A 7 degree downslope at 45 yards on my bow requires about 1/2 yard adjustment, ie. 44.5 yard sight setting. Slightly less for a 7 degree uphill shot at 45 yards, ie. 44.75 yards. A very minor uphill, say 2.5 degrees will actually force me to add about a 10th of a yard. At somewhere around 3.5 degrees it becomes deadon and then requires a minor deletion of yardage on the sight setting as it increases above 4 degrees. 

I don't hunt from a treestand so I can't offer advice here, but I suspect it might be useful if your downslopes are rather acute. Frankly, I would just go out and practice to find out what you need to do at different angles/yardages. I have used them only for precise target shooting and never for hunting purposes.


----------



## nelliott (Feb 22, 2008)

gravity is going to have a different affect on your arrow if your aiming uphill or downhill. The best thing for a newbee to do is put a stand up and practice shooting diff distances with it. Dont rely on that rangefinder because when it comes down to it you might not have time to use it. Try and guess the yardage and then confirm it with the rangefinder. Just become familiar with your setup and where your arrow impacts from the stand at diff distances. I purchased the RX-II that has the arc. For the money you could just as well purchase one without it. With the high speed bows it might have a couple yards diff on it. Good Luck.


----------



## Wood (Aug 3, 2006)

If you're a flatlander don't bother with the angle compensator. If you hunt the mountains, not having it could cost you dearly!


----------



## soulless (May 22, 2009)

bushnell scout 1000 ARC.. works good and cheap. Does all the calculations for you


----------



## spike camp (Jun 2, 2008)

i practice steep up and down hill angles all the time and it does make a big difference. up to 10+ yards!!
real life example: last year i shot a bull at 63 yards at a steep down hill angle(approximately 35 degrees) and used my 50 yard pin.
i would never have been able to do that with out all the practice,the angle compensating range finder,and a solid understanding of the effects that steep angles have on arrow flight.
that being said,if you dont hunt steep terrain the angle compensating RF probably isnt necessary.


----------



## j82higgs (Feb 21, 2009)

i bought the nikkon archers choice last year sold it this spring and will be getting a cheaper one...not too many steep slopes in indiana


----------



## Plain & Simple (Jun 12, 2007)

If I range something with my regular rangefinder from 20 feet up and adjust my sight to the distance I hit exactly where I am aiming as long as I do everything I am suppose to do, just like when I am on the ground. Save your money.


----------



## phoneguy44 (Jun 17, 2009)

You got to love this site !! Thanks for the info guys !

Dennis
Oxford, AL


----------



## hauntedbyelk (May 3, 2009)

*Nikon Rifle Hunter 550 - Angle Compensation*

I bought the Nikon Rifle Hunter 550 for archery and rifle hunting. I hunt in steep terrain in WA and ID so it does make a big difference there for rifle hunting. I'm hoping for another Alaska moose hunt where the distances can be pretty long and the stalks very long and difficult. Angle compensation hasn't been a big deal for archery so far except for those extreme angle long distance 3d targets. When practicing I always estimate the compensated distance and check it with the rangefinder. I'm already getting much better at estimating distance. For me the versatility of a longer range angle compensating range finder made sense. You could save money by skipping this feature but I would still look hard at the Nikons. They are bright, clear, reliable and simple to use - all at a mid range price point.


----------



## elkski (Feb 4, 2005)

Wood said:


> If you're a flatlander don't bother with the angle compensator. If you hunt the mountains, not having it could cost you dearly!

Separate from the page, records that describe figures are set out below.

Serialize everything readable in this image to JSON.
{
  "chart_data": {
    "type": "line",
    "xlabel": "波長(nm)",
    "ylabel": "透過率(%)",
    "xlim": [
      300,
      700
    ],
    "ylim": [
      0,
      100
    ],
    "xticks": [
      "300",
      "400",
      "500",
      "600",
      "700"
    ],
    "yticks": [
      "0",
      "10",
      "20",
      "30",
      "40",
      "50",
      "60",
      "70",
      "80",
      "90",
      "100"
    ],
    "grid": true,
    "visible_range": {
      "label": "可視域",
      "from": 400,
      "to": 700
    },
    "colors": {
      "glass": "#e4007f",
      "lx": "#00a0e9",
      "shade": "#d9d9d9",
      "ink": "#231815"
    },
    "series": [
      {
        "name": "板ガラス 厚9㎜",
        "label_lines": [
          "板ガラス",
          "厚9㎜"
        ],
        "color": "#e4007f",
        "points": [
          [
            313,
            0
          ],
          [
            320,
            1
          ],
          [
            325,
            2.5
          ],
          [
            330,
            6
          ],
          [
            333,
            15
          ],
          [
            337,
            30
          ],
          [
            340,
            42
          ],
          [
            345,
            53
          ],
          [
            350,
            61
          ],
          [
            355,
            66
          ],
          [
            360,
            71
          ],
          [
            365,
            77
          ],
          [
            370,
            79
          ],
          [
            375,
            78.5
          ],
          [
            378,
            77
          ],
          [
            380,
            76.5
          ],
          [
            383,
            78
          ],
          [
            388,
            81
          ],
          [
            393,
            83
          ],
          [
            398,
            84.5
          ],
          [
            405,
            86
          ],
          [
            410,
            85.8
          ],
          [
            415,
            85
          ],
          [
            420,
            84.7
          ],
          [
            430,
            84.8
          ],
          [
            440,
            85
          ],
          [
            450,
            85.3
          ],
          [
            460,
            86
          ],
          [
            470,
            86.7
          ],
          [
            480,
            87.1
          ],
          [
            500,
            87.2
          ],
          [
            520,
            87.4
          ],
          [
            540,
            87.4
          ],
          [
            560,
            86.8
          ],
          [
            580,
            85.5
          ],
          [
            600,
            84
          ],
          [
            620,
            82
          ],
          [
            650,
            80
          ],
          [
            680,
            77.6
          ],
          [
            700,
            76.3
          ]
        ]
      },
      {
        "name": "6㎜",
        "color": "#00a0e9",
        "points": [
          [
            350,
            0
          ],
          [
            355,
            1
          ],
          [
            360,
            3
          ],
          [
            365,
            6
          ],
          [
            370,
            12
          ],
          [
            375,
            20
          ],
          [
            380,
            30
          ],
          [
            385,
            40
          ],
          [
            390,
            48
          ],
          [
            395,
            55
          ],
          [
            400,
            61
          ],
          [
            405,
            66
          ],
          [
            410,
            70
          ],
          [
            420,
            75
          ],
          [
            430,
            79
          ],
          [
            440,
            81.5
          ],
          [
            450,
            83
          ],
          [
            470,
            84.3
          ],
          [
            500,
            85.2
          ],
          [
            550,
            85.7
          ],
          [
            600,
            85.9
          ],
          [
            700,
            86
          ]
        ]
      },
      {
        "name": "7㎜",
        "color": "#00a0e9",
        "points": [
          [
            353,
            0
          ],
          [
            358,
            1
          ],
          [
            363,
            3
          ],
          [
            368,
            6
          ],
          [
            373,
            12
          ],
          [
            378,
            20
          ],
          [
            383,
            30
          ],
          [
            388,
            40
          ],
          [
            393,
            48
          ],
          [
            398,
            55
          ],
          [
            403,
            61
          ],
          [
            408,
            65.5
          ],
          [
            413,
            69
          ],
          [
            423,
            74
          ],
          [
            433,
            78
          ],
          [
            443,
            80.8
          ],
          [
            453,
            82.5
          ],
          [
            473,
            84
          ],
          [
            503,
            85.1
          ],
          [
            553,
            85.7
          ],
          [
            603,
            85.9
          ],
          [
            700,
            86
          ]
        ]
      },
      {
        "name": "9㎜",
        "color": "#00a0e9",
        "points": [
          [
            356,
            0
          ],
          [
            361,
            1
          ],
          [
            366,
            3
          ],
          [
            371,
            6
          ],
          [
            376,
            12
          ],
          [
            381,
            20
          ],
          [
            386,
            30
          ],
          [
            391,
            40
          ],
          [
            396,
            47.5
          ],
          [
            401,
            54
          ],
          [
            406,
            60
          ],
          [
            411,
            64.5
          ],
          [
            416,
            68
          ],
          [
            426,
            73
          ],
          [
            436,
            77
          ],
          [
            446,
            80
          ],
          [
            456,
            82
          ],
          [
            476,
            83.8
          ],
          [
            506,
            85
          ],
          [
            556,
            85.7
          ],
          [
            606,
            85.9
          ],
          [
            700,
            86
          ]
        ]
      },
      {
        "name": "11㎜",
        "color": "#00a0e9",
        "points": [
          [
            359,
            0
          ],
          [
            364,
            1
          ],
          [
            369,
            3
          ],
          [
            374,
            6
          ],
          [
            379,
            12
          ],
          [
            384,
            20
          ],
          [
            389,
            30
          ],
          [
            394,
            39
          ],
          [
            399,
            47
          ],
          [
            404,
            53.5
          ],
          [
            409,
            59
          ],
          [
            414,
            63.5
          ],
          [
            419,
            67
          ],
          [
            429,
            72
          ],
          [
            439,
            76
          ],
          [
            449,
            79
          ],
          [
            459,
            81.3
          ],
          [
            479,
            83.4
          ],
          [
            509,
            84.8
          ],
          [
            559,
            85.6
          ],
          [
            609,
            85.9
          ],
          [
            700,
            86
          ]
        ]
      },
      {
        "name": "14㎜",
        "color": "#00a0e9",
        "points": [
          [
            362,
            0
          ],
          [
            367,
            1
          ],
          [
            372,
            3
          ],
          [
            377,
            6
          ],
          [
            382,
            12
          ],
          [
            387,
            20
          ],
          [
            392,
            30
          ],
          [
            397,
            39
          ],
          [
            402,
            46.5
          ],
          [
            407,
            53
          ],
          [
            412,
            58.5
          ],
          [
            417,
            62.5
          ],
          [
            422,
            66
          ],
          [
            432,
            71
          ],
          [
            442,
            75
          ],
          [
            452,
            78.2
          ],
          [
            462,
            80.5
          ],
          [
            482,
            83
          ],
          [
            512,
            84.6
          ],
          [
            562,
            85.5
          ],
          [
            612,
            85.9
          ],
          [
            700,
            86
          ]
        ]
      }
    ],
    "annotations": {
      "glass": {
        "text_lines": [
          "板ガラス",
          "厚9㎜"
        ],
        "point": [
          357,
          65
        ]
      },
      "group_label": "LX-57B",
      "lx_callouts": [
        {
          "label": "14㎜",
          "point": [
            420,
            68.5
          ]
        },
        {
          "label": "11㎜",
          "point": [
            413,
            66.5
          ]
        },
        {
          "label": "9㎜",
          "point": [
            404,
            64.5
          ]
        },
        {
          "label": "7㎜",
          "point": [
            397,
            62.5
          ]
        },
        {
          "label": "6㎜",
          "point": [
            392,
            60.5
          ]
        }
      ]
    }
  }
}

In the West you can easily get a 55 degree slope shot downhill out of a treestand. I remember a 90 yard shot correcting to a 60 yard shot once.
The arc helped me take 3rd place in a recent state 3D.. one downhill shot at the small standing bear was 22 yards and corrected to 18 yards everyone was shooting out the top. on Another target it was 42 yards and corrected to 38.
For flatlanders who dont plan to hunt Elk or deer out West get a used finder for a song. But for me bring on the better designs.


----------



## Aceman (Oct 28, 2003)

I think I shot that same tournament and was going to post this same scenario. I would not even think about purchasing a range finder that did not have this feature. But most of the shooting I do is marked 3d and field in Utah. For hunting I really don't see a huge use for it. It in not that uncommon to take 4 to 6 yards off of a shot here at a tournament, and out at 60 yards that is the difference of winning and losing big time. You said you got third? how many x's did you shoot?


----------



## elkski (Feb 4, 2005)

I think it was 8. 
Dont forget when you shoot slope shots like this your going to find out real quick if your sight is all leveled up. No 3rd axis? you lose.


----------



## blue thunder (Jan 20, 2003)

I hunt in a ground blind,but I just bought a Bushnell "Chuck Adam's" rangefinder.I don't really need the arc,but the price was right.


----------